WHO
Jenna Weber
WHAT
After launching the food blog EatLiveRun (www.eatliverun.
com) in 2007 and building a loyal following, the San Francisco-based writer, 27, penned her first book. “White Jacket Required,” out this week, covers Weber’s experience as an aspiring food writer who enrolls in culinary school in Orlando.
‘While I was in school I always wanted to be a writer, but I think there were a couple moments when I was like, is this really silly? Should I just go be a chef?’
Q. When did you get interested in writing about food?
A. When I was about 10 years old, I was obsessed with cookbooks. My mom would just drop me off at the bookstore and I would just sit in the cookbook section and flip through cookbooks for hours. And really it started then, when I was really young.

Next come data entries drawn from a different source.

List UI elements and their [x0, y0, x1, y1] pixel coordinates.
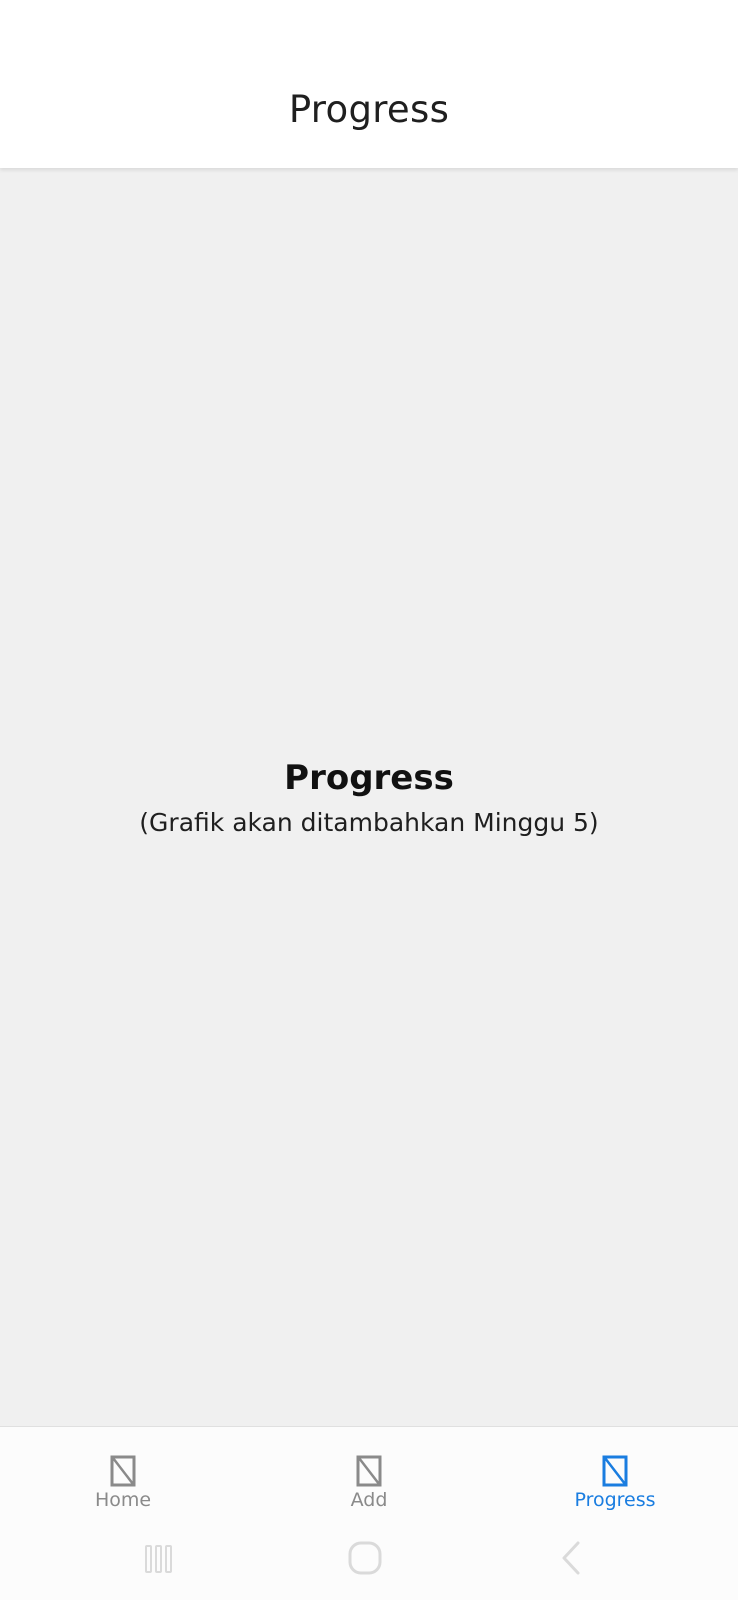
nav-item-home[interactable]: Home: [43, 1427, 203, 1517]
home-icon: [348, 1541, 382, 1575]
system-home-button[interactable]: [340, 1538, 390, 1578]
placeholder-icon: [356, 1455, 382, 1487]
back-button[interactable]: [548, 1538, 598, 1578]
content-title: Progress: [284, 758, 454, 798]
back-icon: [562, 1541, 580, 1575]
main-content: Progress (Grafik akan ditambahkan Minggu…: [0, 168, 738, 1426]
system-navigation-bar: [0, 1516, 738, 1600]
app-header: Progress: [0, 0, 738, 168]
nav-label-add: Add: [350, 1489, 388, 1511]
content-subtitle: (Grafik akan ditambahkan Minggu 5): [139, 808, 599, 837]
placeholder-icon: [110, 1455, 136, 1487]
nav-item-add[interactable]: Add: [289, 1427, 449, 1517]
page-title: Progress: [288, 88, 450, 131]
placeholder-icon: [602, 1455, 628, 1487]
nav-label-home: Home: [94, 1489, 152, 1511]
nav-label-progress: Progress: [574, 1489, 656, 1511]
bottom-navigation: Home Add Progress: [0, 1426, 738, 1517]
recent-apps-icon: [145, 1545, 172, 1573]
recent-apps-button[interactable]: [134, 1538, 184, 1578]
nav-item-progress[interactable]: Progress: [535, 1427, 695, 1517]
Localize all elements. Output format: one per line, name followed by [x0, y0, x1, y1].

I really just wanted to write about food. I was obsessed with reading cookbooks, obsessed with watching my mom cook — she’s a wonderful cook — just learning everything I could. Reading cookbooks was kind of like reading a novel for me. I’d go to bed and read them at night.
Q. Enrolling at Le Cordon Bleu in Orlando, what were your initial thoughts going in?
A. It was so much harder than I ever could have dreamed or anticipated. I was coming straight from college, where I got a bachelor’s degree in English, and then writing. So I kind of thought culinary school would just be really fun and I’d get to frost cupcakes and make cookies and all that stuff, and it was actually so much harder than my undergraduate education. It was very strenuous. A lot of people actually dropped out because it was a lot more work than they anticipated.
Q. You went into this wanting to be a writer more than a chef. Did this experience force you to take the chef part more seriously at times?
A. I definitely felt kind of different from my fellow classmates because everybody else was there to be a chef. While I was in school I always wanted to be a writer, but I think there were a couple moments when I was like, is this really silly? Should I just go be a chef? And I took notes every night through culinary school because I knew someday I wanted to write this book, so that was the factor that kept me going.
Q. What kind of kitchen challenges did you face?
A. My final for a meat fabrication class, I had to completely break down a chicken and a fish in under two minutes each — so take out all the little bones of the fish, and separate all the different cuts of the chicken, that sort of thing. That was very challenging and I never ended up getting the fish down. It sort of ended up looking like something the dog brought in.
Q. What was the most rewarding moment?
A. It was closer to the end of my program and one of the final classes. We basically had to take all the skills we had learned over the past year and apply them. And every night had a different theme. Decorating pastries has always been difficult for me because I’m sort of impatient, and on the night we did pastries, we had to make all these very traditional French pastries. I worked so hard that night and I got a perfect score. It was such a great moment for me, because this didn’t come naturally for me.
Q. What do you want readers to learn from your book?
A. Finding out what you’re passionate about and going after it, that’s what I was hoping people would take from the book, and that’s what I’m finding people are taking from the book as I get the first reviews in. It’s surreal having readers e-mail me telling me they’re halfway through and they love it, or they stayed up really late last night to finish reading it; mothers buying it for their daughters who are graduating high school and not sure what direction to go with their life. It’s really totally surreal. It’s my biggest dream come true.